First Deputy Minister of Defence František Šulc and Czech Air Force Commander Brigadier General Petr Cepelka participated at the ceremony marking the handover of the first H1 helicopter to the Czech Armed Forces in the Bell Textron factory in Amarillo, Texas. Eight UH-1Y Venom utility helicopters and four AH-1Z Viper attack helicopters represent an important step towards the modernization of the Czech Air Force, as they shall replace the obsolete Mi 24V/35 helicopters. The first Vipers are slated for delivery in the spring of this year to the Námešt Air Base, the Venoms shall follow. Every new helicopter manufactured must be first taken over by the U. S. Government and only then can the Czech Armed Forces accept them. The first units will arrive the Czech Republic next month.
The 22nd Helicopter Air Force Base is currently equipped with Mi-24V/35 attack helicopters and Mi-171Sh multipurpose helicopters. Both types became obsolescent many years ago, which is why the then Minister Lubomír Metnar and his counterpart Secretary Mark Esper signed a G2G agreement on the acquisition of 12 new H1 helicopters in 2019. The Czech Republic shall receive additional eight, used but fully serviceable, machines (2x UH-1Y Venom and 6x AH-1Z Viper) from the U.S. free of charge to backfill the Czech support provided to Ukraine. Thanks to the agreement between the Minister of Defence Jana Cernochová and Secretary of Defence Lloyd Austin, the total number of helicopters received shall increase to 10 UH-1Y and 10 AH-1Z.
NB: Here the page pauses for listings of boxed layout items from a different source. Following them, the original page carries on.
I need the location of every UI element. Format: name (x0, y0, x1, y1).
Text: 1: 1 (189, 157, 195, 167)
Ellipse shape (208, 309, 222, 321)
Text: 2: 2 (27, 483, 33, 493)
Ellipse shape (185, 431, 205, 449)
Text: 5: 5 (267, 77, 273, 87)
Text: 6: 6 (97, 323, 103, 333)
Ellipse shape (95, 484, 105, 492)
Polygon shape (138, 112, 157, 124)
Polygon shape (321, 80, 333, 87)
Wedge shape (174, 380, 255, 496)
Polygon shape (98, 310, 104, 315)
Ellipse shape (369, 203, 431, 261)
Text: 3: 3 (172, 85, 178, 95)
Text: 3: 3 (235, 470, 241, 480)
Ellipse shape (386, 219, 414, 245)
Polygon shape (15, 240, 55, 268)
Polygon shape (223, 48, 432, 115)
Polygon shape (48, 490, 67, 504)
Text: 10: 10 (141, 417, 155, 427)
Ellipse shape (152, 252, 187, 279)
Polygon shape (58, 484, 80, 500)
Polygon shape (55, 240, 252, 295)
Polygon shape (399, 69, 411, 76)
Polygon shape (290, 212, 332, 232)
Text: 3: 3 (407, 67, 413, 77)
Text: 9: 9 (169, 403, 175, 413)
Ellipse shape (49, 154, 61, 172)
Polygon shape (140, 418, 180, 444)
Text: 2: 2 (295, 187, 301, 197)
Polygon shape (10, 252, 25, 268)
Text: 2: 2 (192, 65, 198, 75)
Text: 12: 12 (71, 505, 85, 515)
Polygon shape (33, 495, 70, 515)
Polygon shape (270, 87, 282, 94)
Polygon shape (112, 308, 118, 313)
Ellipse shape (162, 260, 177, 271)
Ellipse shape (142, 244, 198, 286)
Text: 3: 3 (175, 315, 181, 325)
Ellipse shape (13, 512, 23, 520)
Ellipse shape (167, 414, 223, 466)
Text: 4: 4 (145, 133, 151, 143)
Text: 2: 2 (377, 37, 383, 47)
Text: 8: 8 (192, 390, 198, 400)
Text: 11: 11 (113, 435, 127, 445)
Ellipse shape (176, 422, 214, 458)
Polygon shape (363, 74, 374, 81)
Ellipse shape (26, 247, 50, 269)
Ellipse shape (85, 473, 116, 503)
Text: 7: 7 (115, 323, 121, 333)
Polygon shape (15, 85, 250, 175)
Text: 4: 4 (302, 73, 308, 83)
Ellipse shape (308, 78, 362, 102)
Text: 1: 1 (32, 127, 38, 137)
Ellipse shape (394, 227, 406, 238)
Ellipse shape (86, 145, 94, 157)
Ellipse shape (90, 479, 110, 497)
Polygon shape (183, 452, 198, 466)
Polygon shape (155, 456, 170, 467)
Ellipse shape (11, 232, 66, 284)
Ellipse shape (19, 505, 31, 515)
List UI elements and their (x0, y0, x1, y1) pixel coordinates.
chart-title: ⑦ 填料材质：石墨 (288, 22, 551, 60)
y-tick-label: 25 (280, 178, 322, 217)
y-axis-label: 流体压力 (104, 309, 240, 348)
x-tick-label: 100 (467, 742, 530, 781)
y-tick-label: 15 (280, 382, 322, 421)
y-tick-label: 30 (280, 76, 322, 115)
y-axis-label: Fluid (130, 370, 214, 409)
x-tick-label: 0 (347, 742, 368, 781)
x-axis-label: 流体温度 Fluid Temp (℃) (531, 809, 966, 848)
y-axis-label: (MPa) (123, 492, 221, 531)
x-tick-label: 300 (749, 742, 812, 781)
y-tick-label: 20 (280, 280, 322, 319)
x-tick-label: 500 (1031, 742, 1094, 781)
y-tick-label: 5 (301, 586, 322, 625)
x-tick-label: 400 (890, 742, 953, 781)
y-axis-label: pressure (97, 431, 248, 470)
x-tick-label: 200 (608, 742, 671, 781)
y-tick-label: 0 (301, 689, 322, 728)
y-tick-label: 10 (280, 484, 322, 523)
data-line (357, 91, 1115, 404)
The pilots and mechanics from the Helicopter Air Base in Námešt nad Oslavou were retrained for the operation of new helicopters at Marine Corps Base Camp Pendleton starting last July. The flight personnel even received helmets tailored to their measurement in the United States. The demanding seven-month basic training included IFR flying, formation and low level flying, sling load and hoist training. The highlights of the training were the flights with life fire at ground targets with cannon and unguided rockets and night flights. Each pilot spent approximately 80 hours airborne. The following courses shall continue in the Czech Republic under the command of the U. S. Mobile Training Team (MTT) for the next two years, until the pilots and mechanics learn the full extent of the operation and maintenance of the aircraft.
In March, the first of two training simulators arrived to the Czech Republic. LOM Praha shall operate them in the simulation center at the Námešt nad Oslavou Air Base. The building designated H1 shall provide the trainees with lecture rooms, mission planning offices and facilities necessary for the ground and flight personnel. The simulator offers all controls and weapon systems of a real helicopter. The software is connected to the planning system, which the pilots use to prepare for missions. LOM Praha shall also provide life cycle support including higher levels of maintenance. Local specialists are currently being trained for the maintenance of H1 helicopters. The Czech Air Force already received the initial sets of spares for the Venom and Viper, as well as ground support equipment to check the helicopters, aircraft maintenance stands, electrical start cart and other equipment. This materiel shall be delivered to the Czech Republic in phases in a total of eighty 40ft shipping containers.